Joona stops District Prosecutor Sara Nielsen in the middle of the steps outside the district court on Scheelegatan. Because he can’t take Erik with him into the prison, he needs to persuade the prosecutor to release Rocky on bail in advance of his trial.
‘I called you about Kyrklund,’ he says, standing in front of her. ‘He can’t stay in prison.’
‘That’s for the district court to decide,’ she replies.
‘But I don’t understand why,’ Joona persists.
‘Buy a book on Swedish law.’
A strand of blonde hair blows across Sara’s face, and she brushes it aside with one finger and raises her eyebrows as Joona starts to speak.
‘According to chapter twenty-four, paragraph twenty,’ he says, ‘a prosecutor can revoke the decision to remand a suspect in custody if that decision is no longer justified.’
‘Bravo,’ she smiles. ‘But there’s a clear risk that Kyrklund will evade the course of justice, and a tangible danger that he would commit further offences.’
‘But we’re only talking about minor narcotics offences, punishable by a year’s imprisonment at most... and it’s extremely doubtful that possession could even be proven.’
‘You said it wasn’t his jacket over the phone,’ she says in a bright voice.
‘And that the reason for holding him in custody in no way warrants this degree of intrusion into his life.’
‘Suddenly it feels like I’m standing on the steps of the City Court holding fresh custody negotiations with a former police officer...’
‘I can arrange for supervision,’ Joona says, following her down the steps.
‘It doesn’t work like that, as you well know.’
‘I understand that, but he’s ill and needs constant medical attention,’ Joona says.
She stops and lets her eyes roam over his face.
‘If Kyrklund needs a doctor, the doctor can come to prison.’
‘But if I were to say that this is a particular treatment that can’t be carried out in prison...’
‘Then I’d say you were lying.’
‘I can get a medical certificate,’ Joona persists.

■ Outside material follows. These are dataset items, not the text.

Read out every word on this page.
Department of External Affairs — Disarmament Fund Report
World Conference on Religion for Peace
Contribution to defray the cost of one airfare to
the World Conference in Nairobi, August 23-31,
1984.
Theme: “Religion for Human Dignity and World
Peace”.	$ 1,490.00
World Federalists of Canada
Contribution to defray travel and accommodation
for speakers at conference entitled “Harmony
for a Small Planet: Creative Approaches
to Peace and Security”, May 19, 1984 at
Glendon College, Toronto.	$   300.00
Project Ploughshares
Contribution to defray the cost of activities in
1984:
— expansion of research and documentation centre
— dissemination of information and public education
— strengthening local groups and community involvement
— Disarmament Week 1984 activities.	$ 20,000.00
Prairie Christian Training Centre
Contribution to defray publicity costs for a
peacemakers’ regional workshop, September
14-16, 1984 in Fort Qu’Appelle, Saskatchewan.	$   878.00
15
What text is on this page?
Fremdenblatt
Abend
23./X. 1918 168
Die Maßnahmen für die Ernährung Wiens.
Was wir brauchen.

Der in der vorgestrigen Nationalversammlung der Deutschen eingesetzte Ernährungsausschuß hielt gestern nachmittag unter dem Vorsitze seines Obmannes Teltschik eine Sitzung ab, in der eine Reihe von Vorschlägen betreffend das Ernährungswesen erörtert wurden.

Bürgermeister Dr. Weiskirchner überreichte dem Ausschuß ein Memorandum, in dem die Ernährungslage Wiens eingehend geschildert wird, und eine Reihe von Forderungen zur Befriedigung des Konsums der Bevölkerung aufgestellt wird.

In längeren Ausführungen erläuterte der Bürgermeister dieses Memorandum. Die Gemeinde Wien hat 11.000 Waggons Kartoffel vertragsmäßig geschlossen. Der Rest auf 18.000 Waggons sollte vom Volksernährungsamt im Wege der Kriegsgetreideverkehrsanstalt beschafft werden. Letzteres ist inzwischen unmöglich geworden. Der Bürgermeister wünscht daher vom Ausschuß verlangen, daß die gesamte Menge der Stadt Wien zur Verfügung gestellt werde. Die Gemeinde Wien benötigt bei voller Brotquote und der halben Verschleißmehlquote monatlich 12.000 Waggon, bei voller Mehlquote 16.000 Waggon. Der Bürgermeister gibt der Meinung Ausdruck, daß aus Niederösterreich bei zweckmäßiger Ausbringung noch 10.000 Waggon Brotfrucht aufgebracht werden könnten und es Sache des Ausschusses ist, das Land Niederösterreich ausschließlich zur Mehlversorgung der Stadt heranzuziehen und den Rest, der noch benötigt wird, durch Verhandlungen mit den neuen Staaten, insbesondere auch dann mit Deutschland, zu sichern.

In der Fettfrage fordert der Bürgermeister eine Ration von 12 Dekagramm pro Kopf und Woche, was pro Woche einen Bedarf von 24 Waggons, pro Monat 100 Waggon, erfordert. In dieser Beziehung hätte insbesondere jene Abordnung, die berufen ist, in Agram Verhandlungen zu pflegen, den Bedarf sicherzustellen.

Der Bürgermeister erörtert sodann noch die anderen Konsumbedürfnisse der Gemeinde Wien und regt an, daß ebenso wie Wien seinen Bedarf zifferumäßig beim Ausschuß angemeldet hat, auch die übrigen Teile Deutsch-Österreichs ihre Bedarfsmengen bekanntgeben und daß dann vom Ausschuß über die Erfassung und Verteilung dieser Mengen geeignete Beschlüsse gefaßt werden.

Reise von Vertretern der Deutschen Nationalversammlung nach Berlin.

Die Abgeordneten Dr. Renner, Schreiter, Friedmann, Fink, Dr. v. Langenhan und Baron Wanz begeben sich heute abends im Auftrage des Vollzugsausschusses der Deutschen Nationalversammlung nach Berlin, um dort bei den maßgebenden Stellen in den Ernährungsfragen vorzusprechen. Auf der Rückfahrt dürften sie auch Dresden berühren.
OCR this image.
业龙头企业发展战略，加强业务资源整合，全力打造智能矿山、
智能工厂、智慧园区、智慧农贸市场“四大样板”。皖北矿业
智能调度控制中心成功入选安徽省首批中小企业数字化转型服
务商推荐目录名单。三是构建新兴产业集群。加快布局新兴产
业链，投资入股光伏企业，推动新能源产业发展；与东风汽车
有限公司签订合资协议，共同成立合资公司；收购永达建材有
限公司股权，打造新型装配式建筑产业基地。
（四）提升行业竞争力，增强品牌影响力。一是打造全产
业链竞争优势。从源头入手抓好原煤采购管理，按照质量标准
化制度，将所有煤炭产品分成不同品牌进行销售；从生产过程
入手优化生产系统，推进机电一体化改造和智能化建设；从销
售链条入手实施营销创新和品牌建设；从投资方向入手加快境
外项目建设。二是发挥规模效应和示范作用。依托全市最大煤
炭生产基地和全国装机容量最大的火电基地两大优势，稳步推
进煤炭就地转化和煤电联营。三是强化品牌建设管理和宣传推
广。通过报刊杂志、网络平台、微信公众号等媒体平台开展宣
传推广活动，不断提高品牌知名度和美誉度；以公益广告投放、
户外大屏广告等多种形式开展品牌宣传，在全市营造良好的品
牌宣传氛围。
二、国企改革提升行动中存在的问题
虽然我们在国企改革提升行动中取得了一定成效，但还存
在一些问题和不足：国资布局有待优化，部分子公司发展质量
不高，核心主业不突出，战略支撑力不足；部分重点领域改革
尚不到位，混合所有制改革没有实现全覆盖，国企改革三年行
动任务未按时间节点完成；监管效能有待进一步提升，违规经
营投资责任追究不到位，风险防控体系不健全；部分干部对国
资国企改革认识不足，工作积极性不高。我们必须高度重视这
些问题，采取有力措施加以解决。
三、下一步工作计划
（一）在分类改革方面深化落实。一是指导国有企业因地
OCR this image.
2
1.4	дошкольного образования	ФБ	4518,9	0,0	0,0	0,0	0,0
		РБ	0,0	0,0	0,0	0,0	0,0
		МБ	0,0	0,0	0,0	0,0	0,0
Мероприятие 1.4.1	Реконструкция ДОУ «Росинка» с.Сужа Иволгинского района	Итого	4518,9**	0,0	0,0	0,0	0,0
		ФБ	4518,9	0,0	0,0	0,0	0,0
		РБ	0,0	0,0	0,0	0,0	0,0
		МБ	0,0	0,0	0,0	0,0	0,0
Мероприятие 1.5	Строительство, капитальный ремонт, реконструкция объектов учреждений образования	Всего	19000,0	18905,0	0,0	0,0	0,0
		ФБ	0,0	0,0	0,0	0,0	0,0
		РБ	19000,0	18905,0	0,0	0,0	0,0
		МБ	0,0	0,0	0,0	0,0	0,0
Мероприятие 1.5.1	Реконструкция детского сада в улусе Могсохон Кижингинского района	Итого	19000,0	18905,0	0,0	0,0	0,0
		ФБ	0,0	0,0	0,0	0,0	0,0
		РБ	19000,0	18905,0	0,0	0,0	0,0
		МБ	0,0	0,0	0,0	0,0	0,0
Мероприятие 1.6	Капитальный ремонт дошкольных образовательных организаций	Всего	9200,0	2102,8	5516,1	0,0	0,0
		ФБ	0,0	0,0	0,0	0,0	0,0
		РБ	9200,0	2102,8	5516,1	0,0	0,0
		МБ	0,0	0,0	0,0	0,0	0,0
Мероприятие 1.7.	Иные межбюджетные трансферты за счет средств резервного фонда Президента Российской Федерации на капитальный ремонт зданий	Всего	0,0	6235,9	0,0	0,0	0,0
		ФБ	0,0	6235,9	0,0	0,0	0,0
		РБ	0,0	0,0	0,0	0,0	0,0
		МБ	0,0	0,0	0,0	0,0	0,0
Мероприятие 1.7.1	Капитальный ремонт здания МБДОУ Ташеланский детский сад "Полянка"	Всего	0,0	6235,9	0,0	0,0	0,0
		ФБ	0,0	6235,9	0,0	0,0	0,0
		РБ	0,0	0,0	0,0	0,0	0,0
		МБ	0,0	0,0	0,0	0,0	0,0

‘Go ahead, but I’m pressing charges next Tuesday.’
‘I’ll appeal.’
‘Nice try,’ she smiles, and starts walking again.
Joona is sitting on one of the rear pews in Adolf Fredrik Church. A girls’ choir is rehearsing for a concert up at the front. The choir leader gives them the right note and the teenagers start to sing O viridissima virga .
Joona sinks into memories of the long, light nights in Nattavaara after Summa’s death. Sunlight floods through the arched windows of the church, mixed with autumn leaves and stained glass.
The choir pauses after a few minutes, the girls take out their mobiles, gather in groups and walk through the aisles, chatting as they go.
The door to the porch opens and closes quickly. The churchwarden looks up from her book, then carries on reading.
Margot comes in with two heavy plastic bags in her hands. They hit the pew as she squeezes in next to Joona. Her stomach has swollen so much that it presses again the shelf for hymnbooks.
‘I really am sorry,’ Margot says in a half-whisper. ‘I know you don’t want to believe it, but take a look at this.’
With a sigh she lifts one of the bags on to her lap and pulls out a printout showing a fingerprint match. Joona quickly reads through the various parameters of the comparison, then checks the first-level details himself, and sees the similarities in the lines and patterns.
There are three perfectly defined fingerprints, and the match with Erik Maria Bark is one hundred per cent.
‘Where were the prints found?’ Joona asks.
‘On the little porcelain deer’s head that was in Susanna Kern’s hand.’